During my PhD at UC Berkeley, I worked on the development of the readout hardware for LiteBIRD. Readout refers to the system which sends, receives and multiplex currents between room-temperature electronics and sub-Kelvin, superconducting detectors. As a graduate student, I was responsible for the first design iterations of the cold-readout sub-assembly, and for the noise characterization of cryogenic electronics used in the readout chain.
Development of LiteBIRD's cold readout sub-assembly
The cold readout sub-assembly hosts the cryogenic readout components including the Superconducting Quantum Interference Device (SQUID) Array Amplifier (SAA), the inductor capacitor (LC) chips, plus detector bias and signal traces.
My first step in this project was to assess multiple design requirements including
- Maximum size and weight
- Mechanical strength
- Thermal dissipation of SQUIDs
- Wiring impedance
- SQUID magnetic shielding
- Interface with other sub-assemblies
Second, I tested the impedance of custom-made cables and the thermal conductance of flex-rigid PCBs to evaluate their feasibility in the design. I designed, built and ran the latter test entirely, and measured the thermal conductance of the flexible PCB material Pyralux at sub-Kelvin temperatures for the first time.
The experiments were used to guide the design of the cold readout sub-assembly. Below are CAD drawings I made of the first design iterations for LiteBIRD.
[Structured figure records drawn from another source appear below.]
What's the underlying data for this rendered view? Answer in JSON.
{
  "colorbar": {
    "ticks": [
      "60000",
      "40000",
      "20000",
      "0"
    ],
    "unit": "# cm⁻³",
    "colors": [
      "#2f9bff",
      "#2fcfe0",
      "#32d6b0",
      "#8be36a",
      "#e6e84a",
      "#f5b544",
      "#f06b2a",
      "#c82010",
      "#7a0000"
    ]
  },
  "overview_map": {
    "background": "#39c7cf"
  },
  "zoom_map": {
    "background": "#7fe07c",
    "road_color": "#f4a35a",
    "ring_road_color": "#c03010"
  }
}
For more information, see Farias, N. et al. "Development of LiteBIRD's cold readout sub-assembly", Proc. SPIE 13102, (2024).
Characterization of Superconducting Quantum Interference Device (SQUID) Array Amplifiers (SAAs)
LiteBIRD's SAAs are used to amplify the signal from detectors operating at 100 mK before it is further amplified by room-temperature electronics. These devices must have low noise and low power dissipation to meet mission requirements. In my characterization of SAAs for LiteBIRD, I investigated several properties to identify optimal SAA configurations and operating conditions, including:
- SAA gain and output impedance as a function of SQUID tuning parameters
- System noise and power dissipation as a function of array size
- System noise as a function of channel impedance
- SAA behavior as a function of output wiring
- System noise as a function of room temperature DAC range
We find that by optimizing all parameters above, each readout circuit could be connected to a single-stage SAA at 350 mK and meet LiteBIRD's noise and power dissipation requirements.